ANDRÉ BROSSARD, J.C.A.



 

 

MOTIFS DE LA JUGE DUVAL HESLER

 

 

 

[85]           J'ai eu le bénéfice de prendre connaissance des motifs de mes collègues Brossard et Forget.

[86]           Sans être en désaccord, en principe, avec l'exposé de mon collègue le juge Forget, je crois qu'en pratique, il y aura toujours place à interprétation quant à ce qui constitue un exercice raisonnable de discrétion par la Ville. Or, les motifs du juge de première instance, qui a bien exposé le droit applicable, font clairement apparaître, selon moi, que le présent cas est un cas d'espèce.

[87]           On se rappellera que la Ville a établi le cautionnement de soumission à 150 000 $ dans le but de donner aux entrepreneurs un message quant au coût du projet envisagé par la Ville, soit 1 500 000 $. Il n'est pas contesté que la norme, pour un cautionnement de soumission, est de 10% du coût du projet et c'est ainsi que l'intimée a initialement fourni, par inadvertance, un cautionnement de 140 483 $ et non de 150 000 $, soit un écart de 9 517 $ qu'elle a d'ailleurs comblé en temps utile.

[88]           Je crois utile de reproduire ici les paragraphes 32 à 34 du jugement a quo:

[32] Le tribunal est d'avis que l'omission de fournir le montant complet du cautionnement de soumission est une irrégularité mineure, accessoire et sans conséquence sur le prix de la soumission. Deux événements postérieurs à l'ouverture des soumissions, mais survenus avant que la Ville ne prenne sa décision le confirment.

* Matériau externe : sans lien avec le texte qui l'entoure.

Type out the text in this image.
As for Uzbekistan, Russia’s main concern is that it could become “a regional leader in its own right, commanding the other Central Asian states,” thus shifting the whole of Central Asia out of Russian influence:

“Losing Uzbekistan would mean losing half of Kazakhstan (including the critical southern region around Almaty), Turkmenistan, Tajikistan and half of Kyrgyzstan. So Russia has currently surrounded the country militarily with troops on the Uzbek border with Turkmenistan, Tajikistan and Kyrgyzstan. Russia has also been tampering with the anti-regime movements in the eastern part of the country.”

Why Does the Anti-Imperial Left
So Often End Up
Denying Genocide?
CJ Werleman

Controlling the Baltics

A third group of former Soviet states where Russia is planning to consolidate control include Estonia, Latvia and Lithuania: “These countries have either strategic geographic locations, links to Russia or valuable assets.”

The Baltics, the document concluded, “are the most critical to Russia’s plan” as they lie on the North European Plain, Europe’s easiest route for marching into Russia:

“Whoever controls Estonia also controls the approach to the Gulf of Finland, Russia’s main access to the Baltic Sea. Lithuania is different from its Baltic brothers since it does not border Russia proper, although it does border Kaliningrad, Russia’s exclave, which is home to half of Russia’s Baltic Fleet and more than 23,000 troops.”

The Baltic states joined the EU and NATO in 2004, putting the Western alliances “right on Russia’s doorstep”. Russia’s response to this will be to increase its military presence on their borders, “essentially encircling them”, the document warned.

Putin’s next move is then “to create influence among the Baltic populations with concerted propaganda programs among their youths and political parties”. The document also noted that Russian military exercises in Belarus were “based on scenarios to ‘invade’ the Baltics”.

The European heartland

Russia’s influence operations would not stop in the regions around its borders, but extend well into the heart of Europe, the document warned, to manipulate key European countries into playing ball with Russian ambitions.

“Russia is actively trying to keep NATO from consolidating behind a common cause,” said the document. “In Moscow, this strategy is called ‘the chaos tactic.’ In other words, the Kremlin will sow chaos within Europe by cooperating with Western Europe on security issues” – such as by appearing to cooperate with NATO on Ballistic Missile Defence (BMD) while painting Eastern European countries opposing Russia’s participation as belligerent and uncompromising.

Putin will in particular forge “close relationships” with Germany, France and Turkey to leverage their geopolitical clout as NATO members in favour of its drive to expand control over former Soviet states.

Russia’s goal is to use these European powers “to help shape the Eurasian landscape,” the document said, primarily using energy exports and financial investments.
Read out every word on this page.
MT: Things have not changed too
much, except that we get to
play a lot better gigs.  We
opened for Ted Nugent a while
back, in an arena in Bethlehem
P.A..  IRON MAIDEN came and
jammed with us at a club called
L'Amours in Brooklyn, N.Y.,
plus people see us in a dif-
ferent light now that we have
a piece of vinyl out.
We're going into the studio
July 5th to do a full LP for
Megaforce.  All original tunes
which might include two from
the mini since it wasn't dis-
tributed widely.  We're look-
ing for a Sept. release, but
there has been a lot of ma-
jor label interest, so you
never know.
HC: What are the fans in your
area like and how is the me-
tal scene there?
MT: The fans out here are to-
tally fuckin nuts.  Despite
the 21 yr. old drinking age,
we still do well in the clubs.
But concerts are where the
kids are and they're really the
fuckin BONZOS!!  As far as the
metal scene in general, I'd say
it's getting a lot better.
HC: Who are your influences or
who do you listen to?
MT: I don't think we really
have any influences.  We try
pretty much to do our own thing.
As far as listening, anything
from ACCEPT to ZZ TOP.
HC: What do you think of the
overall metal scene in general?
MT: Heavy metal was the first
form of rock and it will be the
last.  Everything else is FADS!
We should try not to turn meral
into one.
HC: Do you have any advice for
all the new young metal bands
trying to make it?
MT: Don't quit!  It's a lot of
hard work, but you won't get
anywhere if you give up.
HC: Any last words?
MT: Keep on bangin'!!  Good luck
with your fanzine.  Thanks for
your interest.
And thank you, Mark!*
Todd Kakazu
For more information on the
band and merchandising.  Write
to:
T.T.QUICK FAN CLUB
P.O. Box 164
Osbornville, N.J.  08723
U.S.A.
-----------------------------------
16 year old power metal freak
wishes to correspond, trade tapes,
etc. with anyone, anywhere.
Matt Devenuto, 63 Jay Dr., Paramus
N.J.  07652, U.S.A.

[33] Le premier événement est la confirmation écrite de GB par la voie de sa mise en demeure du 12 juillet qu'elle était prête à exécuter le contrat. Devant cette confirmation, l'utilité et l'objet du cautionnement de soumission, qui était de protéger la Ville contre le dédit du soumissionnaire retenu, diminuaient d'une façon qui aurait dû rassurer la Ville.

[34] L'autre événement est la correction de l'irrégularité par GB, en temps utile. GB a transmis au maire de la Ville, avec sa mise en demeure, un avenant au cautionnement émis par la société AXA, qui portait le cautionnement à 150 000 $ et ce, avant même que le conseil de Ville ne soit réuni pour prendre sa décision.

[89]           Le juge de première instance a estimé que devant cette situation, la Ville n'avait plus la discrétion de refuser l'offre à meilleur prix, dans l'intérêt des contribuables. Il m'est difficile de voir là une erreur donnant ouverture à l'intervention de la Cour. Je  souscris par conséquent aux motifs de mon collègue le juge Brossard et propose de rejeter avec dépens l'appel ainsi que l'appel incident.

 

 

 

 

 

NICOLE DUVAL HESLER, J.C.A.

 

 

 


 

 

MOTIFS DU JUGE FORGET

 

 

[90]           Avec égards, je ne partage pas la conclusion du juge Brossard qui propose de confirmer le jugement de première instance.

[91]           Je m'en remets à l'exposé des faits de mon collègue.

[92]           Je partage ses vues lorsqu'il affirme que :

92.1.         l'irrégularité dans la soumission de Les Structures GB Ltée (Structures    GB) était mineure;

92.2.         la Ville avait la discrétion pour permettre la correction;

92.3.         elle aurait également eu la discrétion pour refuser la correction.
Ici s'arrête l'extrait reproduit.